# Pepper Running Back And Forth At Bottom of Cage



## wjosephson (Feb 21, 2014)

Every so often my female Cockatiel Pepper runs back and forth at the bottom of her cage, squawking loudly at the same time. Is she stressed? Is she trying to tell me something (like I want out?)


----------



## CaliTiels (Oct 18, 2012)

I think she just wants out  Jaid does this too


----------



## TamaMoo (Jan 12, 2014)

My mom's little guy, Mo, runs back and forth at the bottom of his cage quite often, but instead of squawking, he is saying "Get your groove on!", over and over. I would say that when he was dancing, and he picked up on it rather quickly. 
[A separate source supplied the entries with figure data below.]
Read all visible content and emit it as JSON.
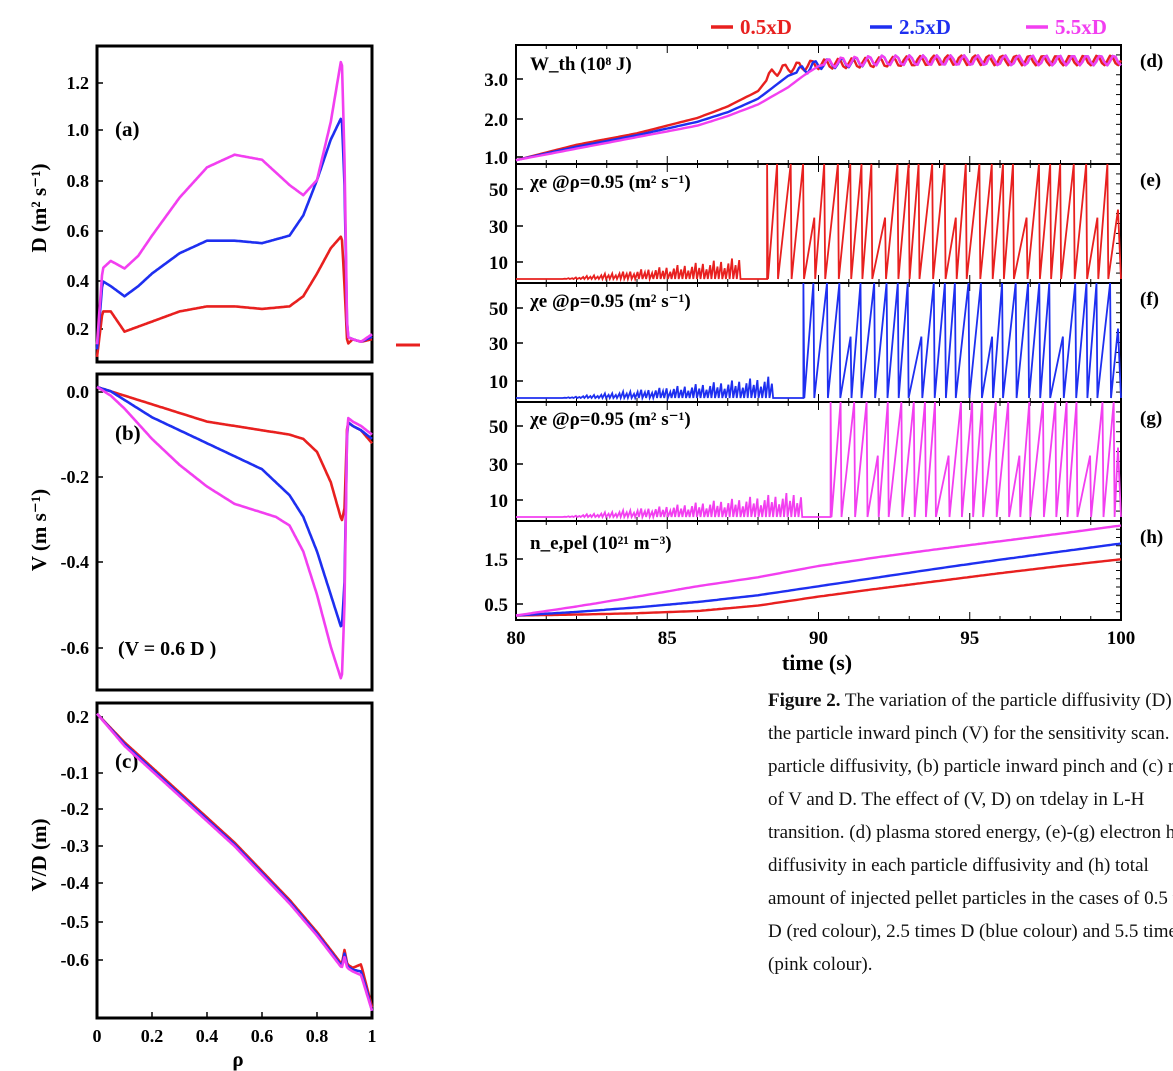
{
  "colors": {
    "red": "#e8201f",
    "blue": "#1e2ff0",
    "pink": "#f23ff0",
    "axis": "#000000"
  },
  "legend": [
    "0.5xD",
    "2.5xD",
    "5.5xD"
  ],
  "caption": {
    "label": "Figure 2.",
    "text": " The variation of the particle diffusivity (D) and the particle inward pinch (V) for the sensitivity scan. (a) particle diffusivity, (b) particle inward pinch and (c) ratio of V and D. The effect of (V, D) on τdelay in L-H transition. (d) plasma stored energy, (e)-(g) electron heat diffusivity in each particle diffusivity and (h) total amount of injected pellet particles in the cases of 0.5 time D (red colour), 2.5 times D (blue colour) and 5.5 times D (pink colour)."
  },
  "chart_data": [
    {
      "type": "line",
      "panel": "(a)",
      "ylabel": "D (m² s⁻¹)",
      "xlim": [
        0,
        1
      ],
      "ylim": [
        0.1,
        1.35
      ],
      "yticks": [
        "1.2",
        "1.0",
        "0.8",
        "0.6",
        "0.4",
        "0.2"
      ],
      "series": [
        {
          "name": "0.5xD",
          "x": [
            0.0,
            0.02,
            0.05,
            0.1,
            0.2,
            0.3,
            0.4,
            0.5,
            0.6,
            0.7,
            0.75,
            0.8,
            0.85,
            0.89,
            0.9,
            0.91,
            0.93,
            0.96,
            1.0
          ],
          "y": [
            0.12,
            0.3,
            0.3,
            0.22,
            0.26,
            0.3,
            0.32,
            0.32,
            0.31,
            0.32,
            0.36,
            0.45,
            0.55,
            0.6,
            0.4,
            0.17,
            0.19,
            0.18,
            0.19
          ]
        },
        {
          "name": "2.5xD",
          "x": [
            0.0,
            0.02,
            0.05,
            0.1,
            0.15,
            0.2,
            0.3,
            0.4,
            0.5,
            0.6,
            0.7,
            0.75,
            0.8,
            0.85,
            0.89,
            0.9,
            0.91,
            0.93,
            0.96,
            1.0
          ],
          "y": [
            0.15,
            0.42,
            0.4,
            0.36,
            0.4,
            0.45,
            0.53,
            0.58,
            0.58,
            0.57,
            0.6,
            0.68,
            0.82,
            0.98,
            1.07,
            0.8,
            0.2,
            0.19,
            0.18,
            0.2
          ]
        },
        {
          "name": "5.5xD",
          "x": [
            0.0,
            0.02,
            0.05,
            0.1,
            0.15,
            0.2,
            0.3,
            0.4,
            0.5,
            0.6,
            0.65,
            0.7,
            0.75,
            0.8,
            0.85,
            0.89,
            0.9,
            0.91,
            0.93,
            0.96,
            1.0
          ],
          "y": [
            0.17,
            0.47,
            0.5,
            0.47,
            0.52,
            0.6,
            0.75,
            0.87,
            0.92,
            0.9,
            0.85,
            0.8,
            0.76,
            0.82,
            1.05,
            1.31,
            0.9,
            0.2,
            0.19,
            0.18,
            0.21
          ]
        }
      ]
    },
    {
      "type": "line",
      "panel": "(b)",
      "ylabel": "V (m s⁻¹)",
      "annotation": "(V = 0.6 D )",
      "xlim": [
        0,
        1
      ],
      "ylim": [
        -0.7,
        0.03
      ],
      "yticks": [
        "0.0",
        "-0.2",
        "-0.4",
        "-0.6"
      ],
      "series": [
        {
          "name": "0.5xD",
          "x": [
            0.0,
            0.05,
            0.1,
            0.2,
            0.3,
            0.4,
            0.5,
            0.6,
            0.7,
            0.75,
            0.8,
            0.85,
            0.89,
            0.9,
            0.91,
            0.93,
            0.96,
            1.0
          ],
          "y": [
            0.0,
            -0.01,
            -0.02,
            -0.04,
            -0.06,
            -0.08,
            -0.09,
            -0.1,
            -0.11,
            -0.12,
            -0.15,
            -0.22,
            -0.31,
            -0.28,
            -0.08,
            -0.09,
            -0.1,
            -0.13
          ]
        },
        {
          "name": "2.5xD",
          "x": [
            0.0,
            0.05,
            0.1,
            0.2,
            0.3,
            0.4,
            0.5,
            0.6,
            0.7,
            0.75,
            0.8,
            0.85,
            0.89,
            0.9,
            0.91,
            0.93,
            0.96,
            1.0
          ],
          "y": [
            0.0,
            -0.01,
            -0.03,
            -0.07,
            -0.1,
            -0.13,
            -0.16,
            -0.19,
            -0.25,
            -0.3,
            -0.38,
            -0.48,
            -0.56,
            -0.45,
            -0.08,
            -0.09,
            -0.1,
            -0.12
          ]
        },
        {
          "name": "5.5xD",
          "x": [
            0.0,
            0.05,
            0.1,
            0.2,
            0.3,
            0.4,
            0.5,
            0.6,
            0.65,
            0.7,
            0.75,
            0.8,
            0.85,
            0.89,
            0.9,
            0.91,
            0.93,
            0.96,
            1.0
          ],
          "y": [
            0.0,
            -0.02,
            -0.05,
            -0.12,
            -0.18,
            -0.23,
            -0.27,
            -0.29,
            -0.3,
            -0.32,
            -0.38,
            -0.48,
            -0.6,
            -0.68,
            -0.5,
            -0.07,
            -0.08,
            -0.09,
            -0.11
          ]
        }
      ]
    },
    {
      "type": "line",
      "panel": "(c)",
      "ylabel": "V/D (m)",
      "xlabel": "ρ",
      "xlim": [
        0,
        1
      ],
      "ylim": [
        -0.65,
        0.23
      ],
      "xticks": [
        "0",
        "0.2",
        "0.4",
        "0.6",
        "0.8",
        "1"
      ],
      "yticks": [
        "0.2",
        "-0.1",
        "-0.2",
        "-0.3",
        "-0.4",
        "-0.5",
        "-0.6"
      ],
      "series": [
        {
          "name": "0.5xD",
          "x": [
            0.0,
            0.1,
            0.2,
            0.3,
            0.4,
            0.5,
            0.6,
            0.7,
            0.8,
            0.87,
            0.89,
            0.9,
            0.91,
            0.93,
            0.96,
            0.98,
            1.0
          ],
          "y": [
            0.2,
            0.12,
            0.05,
            -0.02,
            -0.09,
            -0.16,
            -0.24,
            -0.32,
            -0.41,
            -0.48,
            -0.5,
            -0.46,
            -0.5,
            -0.51,
            -0.5,
            -0.56,
            -0.62
          ]
        },
        {
          "name": "2.5xD",
          "x": [
            0.0,
            0.1,
            0.2,
            0.3,
            0.4,
            0.5,
            0.6,
            0.7,
            0.8,
            0.87,
            0.89,
            0.9,
            0.91,
            0.93,
            0.96,
            0.98,
            1.0
          ],
          "y": [
            0.2,
            0.115,
            0.045,
            -0.025,
            -0.095,
            -0.165,
            -0.245,
            -0.325,
            -0.415,
            -0.485,
            -0.505,
            -0.47,
            -0.505,
            -0.515,
            -0.52,
            -0.57,
            -0.63
          ]
        },
        {
          "name": "5.5xD",
          "x": [
            0.0,
            0.1,
            0.2,
            0.3,
            0.4,
            0.5,
            0.6,
            0.7,
            0.8,
            0.87,
            0.89,
            0.9,
            0.91,
            0.93,
            0.96,
            0.98,
            1.0
          ],
          "y": [
            0.2,
            0.11,
            0.04,
            -0.03,
            -0.1,
            -0.17,
            -0.25,
            -0.33,
            -0.42,
            -0.49,
            -0.51,
            -0.48,
            -0.51,
            -0.52,
            -0.53,
            -0.58,
            -0.63
          ]
        }
      ]
    },
    {
      "type": "line",
      "panel": "(d)",
      "label": "W_th (10⁸ J)",
      "xlim": [
        80,
        100
      ],
      "ylim": [
        0.8,
        3.9
      ],
      "yticks": [
        "3.0",
        "2.0",
        "1.0"
      ],
      "series": [
        {
          "name": "0.5xD",
          "x": [
            80,
            82,
            84,
            86,
            87,
            88,
            88.5,
            89,
            90,
            92,
            94,
            96,
            98,
            100
          ],
          "y": [
            0.9,
            1.3,
            1.6,
            2.0,
            2.3,
            2.7,
            3.2,
            3.3,
            3.4,
            3.45,
            3.5,
            3.5,
            3.5,
            3.5
          ]
        },
        {
          "name": "2.5xD",
          "x": [
            80,
            82,
            84,
            86,
            87,
            88,
            88.5,
            89,
            89.5,
            90,
            92,
            94,
            96,
            98,
            100
          ],
          "y": [
            0.9,
            1.25,
            1.55,
            1.9,
            2.15,
            2.5,
            2.8,
            3.1,
            3.25,
            3.4,
            3.5,
            3.5,
            3.5,
            3.5,
            3.5
          ]
        },
        {
          "name": "5.5xD",
          "x": [
            80,
            82,
            84,
            86,
            87,
            88,
            89,
            89.5,
            90,
            90.5,
            92,
            94,
            96,
            98,
            100
          ],
          "y": [
            0.9,
            1.2,
            1.5,
            1.8,
            2.05,
            2.35,
            2.8,
            3.1,
            3.35,
            3.45,
            3.5,
            3.5,
            3.5,
            3.5,
            3.5
          ]
        }
      ]
    },
    {
      "type": "line",
      "panel": "(e)",
      "label": "χe @ρ=0.95 (m² s⁻¹)",
      "series_name": "0.5xD",
      "xlim": [
        80,
        100
      ],
      "ylim": [
        0,
        60
      ],
      "yticks": [
        "50",
        "30",
        "10"
      ],
      "baseline": 2,
      "spike_start": 81.5,
      "ramp_end": 87.5,
      "ramp_max": 13,
      "lh_time": 88.3,
      "spike_top": 60
    },
    {
      "type": "line",
      "panel": "(f)",
      "label": "χe @ρ=0.95 (m² s⁻¹)",
      "series_name": "2.5xD",
      "xlim": [
        80,
        100
      ],
      "ylim": [
        0,
        60
      ],
      "yticks": [
        "50",
        "30",
        "10"
      ],
      "baseline": 2,
      "spike_start": 81.5,
      "ramp_end": 88.5,
      "ramp_max": 13,
      "lh_time": 89.5,
      "spike_top": 60
    },
    {
      "type": "line",
      "panel": "(g)",
      "label": "χe @ρ=0.95 (m² s⁻¹)",
      "series_name": "5.5xD",
      "xlim": [
        80,
        100
      ],
      "ylim": [
        0,
        60
      ],
      "yticks": [
        "50",
        "30",
        "10"
      ],
      "baseline": 2,
      "spike_start": 81.5,
      "ramp_end": 89.5,
      "ramp_max": 15,
      "lh_time": 90.4,
      "spike_top": 60
    },
    {
      "type": "line",
      "panel": "(h)",
      "label": "n_e,pel (10²¹ m⁻³)",
      "xlabel": "time (s)",
      "xlim": [
        80,
        100
      ],
      "ylim": [
        0.1,
        2.3
      ],
      "xticks": [
        "80",
        "85",
        "90",
        "95",
        "100"
      ],
      "yticks": [
        "1.5",
        "0.5"
      ],
      "series": [
        {
          "name": "0.5xD",
          "x": [
            80,
            82,
            84,
            86,
            88,
            90,
            92,
            94,
            96,
            98,
            100
          ],
          "y": [
            0.2,
            0.22,
            0.25,
            0.3,
            0.42,
            0.62,
            0.8,
            0.97,
            1.14,
            1.3,
            1.45
          ]
        },
        {
          "name": "2.5xD",
          "x": [
            80,
            82,
            84,
            86,
            88,
            90,
            92,
            94,
            96,
            98,
            100
          ],
          "y": [
            0.2,
            0.28,
            0.38,
            0.5,
            0.65,
            0.85,
            1.05,
            1.25,
            1.44,
            1.62,
            1.8
          ]
        },
        {
          "name": "5.5xD",
          "x": [
            80,
            82,
            84,
            86,
            88,
            90,
            92,
            94,
            96,
            98,
            100
          ],
          "y": [
            0.2,
            0.4,
            0.62,
            0.85,
            1.05,
            1.3,
            1.5,
            1.68,
            1.85,
            2.02,
            2.2
          ]
        }
      ]
    }
  ]
}
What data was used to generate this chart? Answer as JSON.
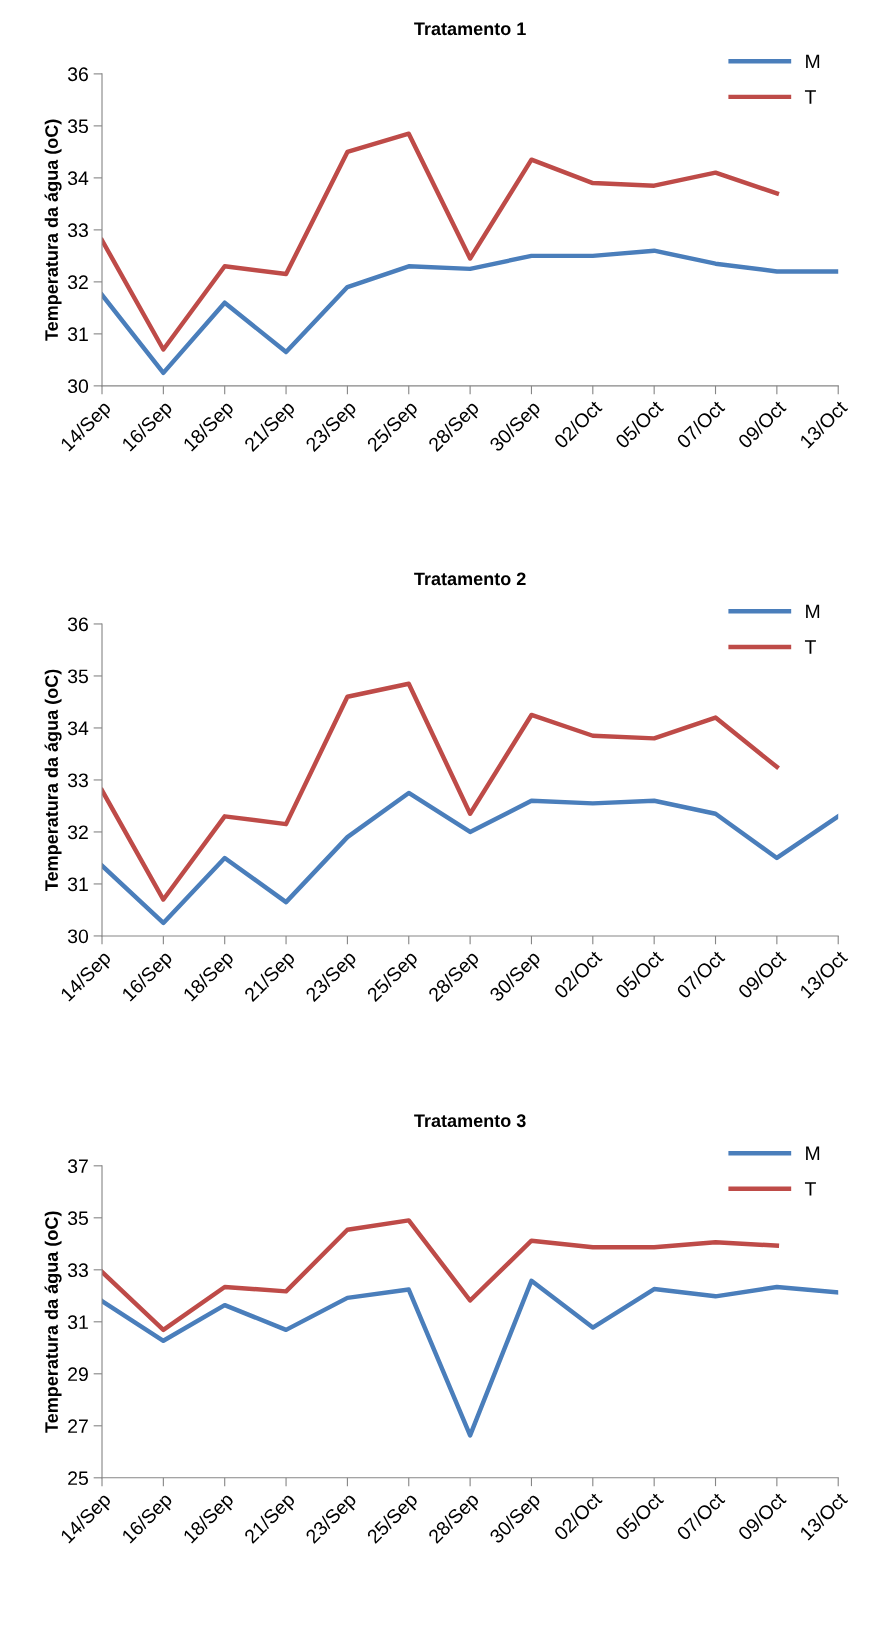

I always took it to be him dancing, and so does mom. Maybe he is wanting out then?


----------



## Formlesslight (Dec 16, 2013)

My birds pace at the bottom of the cage when they really want out. The pacing speed picks up and the chirps get more urgent when they see me getting a treat out for them and I hadn't opened the cage doors yet.


----------



## ~Drini~ (Nov 16, 2013)

Mine occasionally do this too, but they do it while staring at something that isn't really there. It's kinda odd, because they look really interested in some thing that I cannot see!

But normally it should mean that they want out.


----------



## nassrah (Feb 27, 2012)

When they do that,it means Mommy, I am bored,cant you see !!! I want out!!!NOW!!!!
X x


----------



## eduardo (Jan 27, 2012)

Yes, mine do that too, lol. When they want out.


----------